Neste cenário, este ensaio pode ter sido demasiado pequeno para detectar tal
efeito.2
A inclusão de outcomes pouco fiáveis como o resultado de hospitalização por
angina pode constituir um viés importante. Apoiando esta possibilidade
encontra-se o facto de a ocorrência de angina nos dois grupos ter sido quase
idêntica, ao passo que a incidência de todos os outros outcomes favoreceu o
grupo de intervenção, embora as diferenças não tenham sido significativas.
Finalmente, a motivação acrescida dos participantes que integraram o estudo
torna igualmente difícil a generalização destas conclusões a todos os
diabéticos tipo 2.
Este estudo avaliou o impacto da perda de peso na morbi-mortalidade
cardiovascular em indivíduos diabéticos com obesidade e excesso de peso. No
entanto, os benefícios da perda de peso no controlo de outros factores de risco
cardiovascular (como a hipertensão e a dislipidemia) não foram contemplados,
pelo que estas conclusões não devem ensombrar a importância de uma alimentação
regrada associada à prática de actividade física.
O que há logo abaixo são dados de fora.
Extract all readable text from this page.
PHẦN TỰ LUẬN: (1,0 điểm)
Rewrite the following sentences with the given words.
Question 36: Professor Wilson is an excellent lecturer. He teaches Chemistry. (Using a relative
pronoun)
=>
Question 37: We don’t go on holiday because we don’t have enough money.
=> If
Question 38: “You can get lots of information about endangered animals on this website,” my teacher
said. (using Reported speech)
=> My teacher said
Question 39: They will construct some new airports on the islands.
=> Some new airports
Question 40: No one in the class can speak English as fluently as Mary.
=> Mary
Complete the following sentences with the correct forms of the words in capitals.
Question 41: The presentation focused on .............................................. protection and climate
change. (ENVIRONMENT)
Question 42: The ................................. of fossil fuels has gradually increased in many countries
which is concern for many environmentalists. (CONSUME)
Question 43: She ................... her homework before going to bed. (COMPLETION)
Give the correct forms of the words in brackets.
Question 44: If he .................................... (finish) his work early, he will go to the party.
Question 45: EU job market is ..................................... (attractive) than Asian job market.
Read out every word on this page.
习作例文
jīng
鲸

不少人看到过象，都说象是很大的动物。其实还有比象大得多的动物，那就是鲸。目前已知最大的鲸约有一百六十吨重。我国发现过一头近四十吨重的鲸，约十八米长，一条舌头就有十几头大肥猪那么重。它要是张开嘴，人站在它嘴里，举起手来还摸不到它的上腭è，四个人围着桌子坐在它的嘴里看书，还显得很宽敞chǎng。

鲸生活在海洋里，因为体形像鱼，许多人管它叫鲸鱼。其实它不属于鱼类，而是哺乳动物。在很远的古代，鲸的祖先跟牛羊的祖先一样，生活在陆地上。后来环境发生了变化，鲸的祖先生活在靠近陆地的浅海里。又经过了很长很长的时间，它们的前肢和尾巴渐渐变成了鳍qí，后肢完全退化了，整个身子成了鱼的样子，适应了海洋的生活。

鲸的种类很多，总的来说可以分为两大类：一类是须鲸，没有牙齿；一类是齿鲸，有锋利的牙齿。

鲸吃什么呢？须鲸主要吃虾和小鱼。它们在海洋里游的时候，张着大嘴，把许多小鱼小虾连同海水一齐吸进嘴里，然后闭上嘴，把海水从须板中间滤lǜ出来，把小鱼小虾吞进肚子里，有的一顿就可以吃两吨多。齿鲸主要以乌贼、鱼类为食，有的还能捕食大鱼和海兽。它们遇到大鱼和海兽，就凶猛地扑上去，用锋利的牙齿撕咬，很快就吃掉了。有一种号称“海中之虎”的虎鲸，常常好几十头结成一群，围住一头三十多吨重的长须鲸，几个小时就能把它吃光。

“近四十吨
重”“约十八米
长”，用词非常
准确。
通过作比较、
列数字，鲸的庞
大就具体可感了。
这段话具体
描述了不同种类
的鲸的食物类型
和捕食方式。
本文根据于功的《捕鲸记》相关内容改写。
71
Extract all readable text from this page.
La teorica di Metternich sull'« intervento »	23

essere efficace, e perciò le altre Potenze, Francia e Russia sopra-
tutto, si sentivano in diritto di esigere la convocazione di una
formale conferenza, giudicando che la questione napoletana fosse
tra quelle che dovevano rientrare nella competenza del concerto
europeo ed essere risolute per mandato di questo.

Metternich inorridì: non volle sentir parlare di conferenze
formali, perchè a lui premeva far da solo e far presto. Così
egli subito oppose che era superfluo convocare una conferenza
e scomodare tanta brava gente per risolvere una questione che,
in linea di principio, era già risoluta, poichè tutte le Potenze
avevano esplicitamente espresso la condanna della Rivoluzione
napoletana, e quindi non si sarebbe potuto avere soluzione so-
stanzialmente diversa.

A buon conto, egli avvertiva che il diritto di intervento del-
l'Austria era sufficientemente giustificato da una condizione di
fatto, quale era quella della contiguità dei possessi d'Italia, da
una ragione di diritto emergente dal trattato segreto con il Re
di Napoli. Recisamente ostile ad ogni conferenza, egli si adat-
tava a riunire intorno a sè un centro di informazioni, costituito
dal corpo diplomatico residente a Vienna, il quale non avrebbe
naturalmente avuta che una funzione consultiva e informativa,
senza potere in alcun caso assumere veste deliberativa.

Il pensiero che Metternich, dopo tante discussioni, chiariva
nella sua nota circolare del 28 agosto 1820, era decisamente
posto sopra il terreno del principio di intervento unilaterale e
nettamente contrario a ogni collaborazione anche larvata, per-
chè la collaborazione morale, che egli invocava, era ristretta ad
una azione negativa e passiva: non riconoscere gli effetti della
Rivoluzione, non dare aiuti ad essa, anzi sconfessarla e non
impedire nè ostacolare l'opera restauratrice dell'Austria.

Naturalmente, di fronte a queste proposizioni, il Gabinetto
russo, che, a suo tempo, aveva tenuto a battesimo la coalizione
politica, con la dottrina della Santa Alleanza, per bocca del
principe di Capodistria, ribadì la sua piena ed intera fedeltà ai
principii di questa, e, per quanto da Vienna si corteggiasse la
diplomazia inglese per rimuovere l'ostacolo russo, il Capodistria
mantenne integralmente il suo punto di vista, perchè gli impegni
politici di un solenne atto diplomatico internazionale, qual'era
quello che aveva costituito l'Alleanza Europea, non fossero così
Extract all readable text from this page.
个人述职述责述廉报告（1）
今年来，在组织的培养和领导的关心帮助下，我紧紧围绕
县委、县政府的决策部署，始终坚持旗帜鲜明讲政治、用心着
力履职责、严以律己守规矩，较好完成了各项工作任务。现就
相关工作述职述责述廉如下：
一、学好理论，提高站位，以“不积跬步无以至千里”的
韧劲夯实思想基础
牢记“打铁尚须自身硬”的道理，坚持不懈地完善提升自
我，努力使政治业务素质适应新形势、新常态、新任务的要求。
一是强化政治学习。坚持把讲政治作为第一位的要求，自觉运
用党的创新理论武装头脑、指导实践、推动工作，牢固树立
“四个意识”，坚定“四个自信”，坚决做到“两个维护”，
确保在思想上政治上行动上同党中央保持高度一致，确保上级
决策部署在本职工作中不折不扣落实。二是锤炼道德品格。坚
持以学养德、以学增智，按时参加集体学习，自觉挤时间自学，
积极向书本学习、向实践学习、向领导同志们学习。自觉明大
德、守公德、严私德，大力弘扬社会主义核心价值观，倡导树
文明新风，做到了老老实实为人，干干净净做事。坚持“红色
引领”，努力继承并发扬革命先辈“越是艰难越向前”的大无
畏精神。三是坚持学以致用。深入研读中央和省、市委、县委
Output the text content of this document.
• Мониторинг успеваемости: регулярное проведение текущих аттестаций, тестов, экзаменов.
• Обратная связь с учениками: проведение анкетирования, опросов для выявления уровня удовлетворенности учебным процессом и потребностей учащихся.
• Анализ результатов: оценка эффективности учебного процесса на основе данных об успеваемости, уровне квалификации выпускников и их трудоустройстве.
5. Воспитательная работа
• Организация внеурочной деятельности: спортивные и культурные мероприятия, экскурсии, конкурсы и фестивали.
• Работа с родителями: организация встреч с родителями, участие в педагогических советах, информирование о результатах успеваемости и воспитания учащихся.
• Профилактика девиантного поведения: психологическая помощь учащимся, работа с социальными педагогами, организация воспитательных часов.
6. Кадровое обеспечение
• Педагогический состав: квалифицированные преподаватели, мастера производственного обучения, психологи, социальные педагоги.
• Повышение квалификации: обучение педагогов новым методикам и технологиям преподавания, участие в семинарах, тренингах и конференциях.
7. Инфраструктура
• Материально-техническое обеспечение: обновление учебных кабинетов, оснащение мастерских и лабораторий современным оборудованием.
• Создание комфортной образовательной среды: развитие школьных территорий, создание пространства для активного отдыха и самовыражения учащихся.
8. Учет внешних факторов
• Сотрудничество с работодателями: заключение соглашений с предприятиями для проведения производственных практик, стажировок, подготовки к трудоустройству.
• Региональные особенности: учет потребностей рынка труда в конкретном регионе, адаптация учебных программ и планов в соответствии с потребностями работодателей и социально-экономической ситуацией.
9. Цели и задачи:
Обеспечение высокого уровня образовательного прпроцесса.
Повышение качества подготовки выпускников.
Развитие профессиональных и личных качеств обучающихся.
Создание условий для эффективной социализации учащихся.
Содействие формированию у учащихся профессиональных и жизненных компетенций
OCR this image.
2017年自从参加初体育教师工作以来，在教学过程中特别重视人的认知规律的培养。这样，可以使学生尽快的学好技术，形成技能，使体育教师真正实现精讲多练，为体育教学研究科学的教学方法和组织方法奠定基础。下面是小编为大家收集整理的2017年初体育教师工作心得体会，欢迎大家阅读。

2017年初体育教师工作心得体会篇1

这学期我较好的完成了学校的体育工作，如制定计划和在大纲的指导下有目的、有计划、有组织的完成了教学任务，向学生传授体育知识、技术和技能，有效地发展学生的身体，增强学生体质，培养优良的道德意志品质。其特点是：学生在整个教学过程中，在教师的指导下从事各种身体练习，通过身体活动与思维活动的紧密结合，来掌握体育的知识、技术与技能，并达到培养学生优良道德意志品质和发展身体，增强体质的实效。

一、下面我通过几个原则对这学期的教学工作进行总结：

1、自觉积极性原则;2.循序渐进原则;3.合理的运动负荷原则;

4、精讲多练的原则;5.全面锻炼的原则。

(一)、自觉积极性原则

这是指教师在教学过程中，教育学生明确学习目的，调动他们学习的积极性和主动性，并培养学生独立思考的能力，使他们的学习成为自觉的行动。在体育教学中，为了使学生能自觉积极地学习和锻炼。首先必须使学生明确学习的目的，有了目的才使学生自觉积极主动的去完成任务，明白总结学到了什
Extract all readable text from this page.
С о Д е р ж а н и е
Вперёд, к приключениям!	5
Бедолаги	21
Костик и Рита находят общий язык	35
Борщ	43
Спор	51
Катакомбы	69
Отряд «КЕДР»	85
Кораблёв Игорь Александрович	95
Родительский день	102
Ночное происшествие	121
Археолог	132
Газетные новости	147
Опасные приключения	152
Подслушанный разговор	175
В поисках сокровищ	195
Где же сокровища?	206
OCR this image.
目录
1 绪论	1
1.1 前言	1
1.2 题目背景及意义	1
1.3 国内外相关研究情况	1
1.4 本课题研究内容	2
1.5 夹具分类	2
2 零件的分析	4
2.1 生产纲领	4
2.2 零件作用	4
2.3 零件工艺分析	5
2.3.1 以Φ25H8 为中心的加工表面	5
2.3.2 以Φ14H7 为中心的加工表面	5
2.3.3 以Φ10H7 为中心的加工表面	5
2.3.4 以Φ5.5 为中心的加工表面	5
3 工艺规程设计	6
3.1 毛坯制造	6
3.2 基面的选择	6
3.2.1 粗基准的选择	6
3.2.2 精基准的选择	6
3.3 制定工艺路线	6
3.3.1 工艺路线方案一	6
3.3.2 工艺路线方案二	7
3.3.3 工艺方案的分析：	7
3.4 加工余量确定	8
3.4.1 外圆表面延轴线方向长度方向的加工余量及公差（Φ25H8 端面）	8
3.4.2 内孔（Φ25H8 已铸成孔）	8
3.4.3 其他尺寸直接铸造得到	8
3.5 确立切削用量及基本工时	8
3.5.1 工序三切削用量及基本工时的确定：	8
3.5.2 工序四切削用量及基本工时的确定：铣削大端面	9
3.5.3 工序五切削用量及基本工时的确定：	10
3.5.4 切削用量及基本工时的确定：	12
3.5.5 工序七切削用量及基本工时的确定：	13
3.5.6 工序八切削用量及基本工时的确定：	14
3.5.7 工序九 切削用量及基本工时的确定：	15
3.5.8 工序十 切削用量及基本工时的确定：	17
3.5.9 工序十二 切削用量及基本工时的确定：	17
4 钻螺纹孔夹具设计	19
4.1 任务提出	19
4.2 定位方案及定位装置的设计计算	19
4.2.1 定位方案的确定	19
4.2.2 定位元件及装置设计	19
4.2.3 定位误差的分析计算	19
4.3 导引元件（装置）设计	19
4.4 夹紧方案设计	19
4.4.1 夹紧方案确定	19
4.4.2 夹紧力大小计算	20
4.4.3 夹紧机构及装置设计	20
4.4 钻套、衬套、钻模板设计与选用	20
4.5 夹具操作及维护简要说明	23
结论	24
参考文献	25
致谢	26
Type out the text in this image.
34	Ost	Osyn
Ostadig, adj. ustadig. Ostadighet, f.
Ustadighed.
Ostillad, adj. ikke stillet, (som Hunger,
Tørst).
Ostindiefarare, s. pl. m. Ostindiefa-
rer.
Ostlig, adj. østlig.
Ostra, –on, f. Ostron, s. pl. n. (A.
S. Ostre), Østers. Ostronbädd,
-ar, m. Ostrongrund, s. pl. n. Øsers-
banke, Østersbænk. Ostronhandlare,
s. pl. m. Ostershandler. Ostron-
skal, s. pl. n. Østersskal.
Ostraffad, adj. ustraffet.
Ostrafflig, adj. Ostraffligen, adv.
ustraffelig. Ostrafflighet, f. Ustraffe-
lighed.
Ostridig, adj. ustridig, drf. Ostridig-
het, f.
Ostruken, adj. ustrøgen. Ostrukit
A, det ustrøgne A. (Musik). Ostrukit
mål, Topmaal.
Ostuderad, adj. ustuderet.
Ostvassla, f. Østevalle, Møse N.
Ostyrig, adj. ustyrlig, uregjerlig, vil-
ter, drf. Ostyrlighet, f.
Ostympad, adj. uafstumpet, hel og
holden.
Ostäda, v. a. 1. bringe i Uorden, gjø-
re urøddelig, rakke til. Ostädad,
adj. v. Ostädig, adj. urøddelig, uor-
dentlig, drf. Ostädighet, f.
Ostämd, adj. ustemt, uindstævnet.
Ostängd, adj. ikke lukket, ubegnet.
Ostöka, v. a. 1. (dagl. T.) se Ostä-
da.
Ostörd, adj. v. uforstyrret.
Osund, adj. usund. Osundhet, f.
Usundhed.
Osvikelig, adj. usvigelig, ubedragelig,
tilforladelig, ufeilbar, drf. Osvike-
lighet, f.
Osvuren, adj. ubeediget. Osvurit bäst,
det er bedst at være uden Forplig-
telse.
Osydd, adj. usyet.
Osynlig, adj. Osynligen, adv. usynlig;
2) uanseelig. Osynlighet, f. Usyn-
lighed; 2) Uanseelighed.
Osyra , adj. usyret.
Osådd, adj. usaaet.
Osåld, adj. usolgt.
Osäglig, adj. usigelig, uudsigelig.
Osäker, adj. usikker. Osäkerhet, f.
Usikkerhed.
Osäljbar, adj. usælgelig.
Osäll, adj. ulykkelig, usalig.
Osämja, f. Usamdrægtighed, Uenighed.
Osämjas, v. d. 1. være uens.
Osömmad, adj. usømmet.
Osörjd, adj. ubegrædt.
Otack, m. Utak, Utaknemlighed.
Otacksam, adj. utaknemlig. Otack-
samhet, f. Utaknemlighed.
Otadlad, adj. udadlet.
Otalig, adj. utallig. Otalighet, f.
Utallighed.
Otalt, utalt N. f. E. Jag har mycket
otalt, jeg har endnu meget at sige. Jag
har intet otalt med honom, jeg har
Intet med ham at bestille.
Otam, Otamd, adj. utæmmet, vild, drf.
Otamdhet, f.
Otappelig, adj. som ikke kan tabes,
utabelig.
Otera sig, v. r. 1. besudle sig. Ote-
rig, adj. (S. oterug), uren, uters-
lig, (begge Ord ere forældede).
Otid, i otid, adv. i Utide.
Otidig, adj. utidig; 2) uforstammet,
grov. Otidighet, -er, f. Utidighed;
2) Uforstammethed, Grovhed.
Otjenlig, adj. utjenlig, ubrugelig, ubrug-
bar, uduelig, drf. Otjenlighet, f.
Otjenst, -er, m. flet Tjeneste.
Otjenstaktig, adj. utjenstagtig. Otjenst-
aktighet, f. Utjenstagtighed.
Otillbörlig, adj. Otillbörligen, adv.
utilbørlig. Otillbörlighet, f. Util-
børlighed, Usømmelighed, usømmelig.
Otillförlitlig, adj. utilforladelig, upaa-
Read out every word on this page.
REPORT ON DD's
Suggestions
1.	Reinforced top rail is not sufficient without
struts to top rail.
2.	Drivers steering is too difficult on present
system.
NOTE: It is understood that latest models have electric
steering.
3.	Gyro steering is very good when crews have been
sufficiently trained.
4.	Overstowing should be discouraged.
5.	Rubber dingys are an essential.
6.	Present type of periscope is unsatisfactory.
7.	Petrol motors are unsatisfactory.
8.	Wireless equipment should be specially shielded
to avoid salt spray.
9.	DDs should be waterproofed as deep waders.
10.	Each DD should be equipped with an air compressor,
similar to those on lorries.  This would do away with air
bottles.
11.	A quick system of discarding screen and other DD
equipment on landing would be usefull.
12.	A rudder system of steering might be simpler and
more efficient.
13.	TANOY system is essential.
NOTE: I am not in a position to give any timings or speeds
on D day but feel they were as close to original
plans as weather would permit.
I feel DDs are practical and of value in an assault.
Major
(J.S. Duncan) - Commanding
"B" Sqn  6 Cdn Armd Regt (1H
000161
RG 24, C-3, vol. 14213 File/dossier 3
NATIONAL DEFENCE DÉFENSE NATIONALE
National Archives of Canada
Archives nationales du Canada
Os benefícios da perda de peso após intervenção sobre os estilos de vida foram
já demonstrados noutros estudos, com diminuição da hemoglobina glicada,
triglicéridos, marcadores de inflamação e insulinorresistência, pressão
diastólica e da circunferência da cintura e com um aumento dos níveis de
HDL.3,4,5 O presente estudo, apesar de demonstrar estes benefícios, não
demonstra a redução do risco cardiovascular.
Em Portugal, conforme a mais recente Norma de Orientação Clínica publicada pela
Direcção-Geral de Saúde, a prática de exercício físico e os cuidados
alimentares continuam a constituir as terapêuticas não farmacológicas de base
no controlo da diabetes.6 A American Diabetes Association tem recomendações
baseadas na evidência e cujo nível de recomendação para esta intervenção é A.7
Em conclusão, parece que este estudo demonstra (com as inúmeras limitações que
tem) que a intervenção educacional que fazemos na consulta em utentes motivados
é suficiente para a diminuição do RCV e que fazer um acompanhamento intensivo
pode não trazer benefícios acrescidos, contudo, diminui o consumo de
medicamentos e o controlo metabólico da DM2, contribuindo para o bem-estar dos
pacientes.
O incentivo para a adopção de estilos de vida saudáveis em indivíduos de risco
constituirá sempre a melhor arma dos cuidados de saúde primários.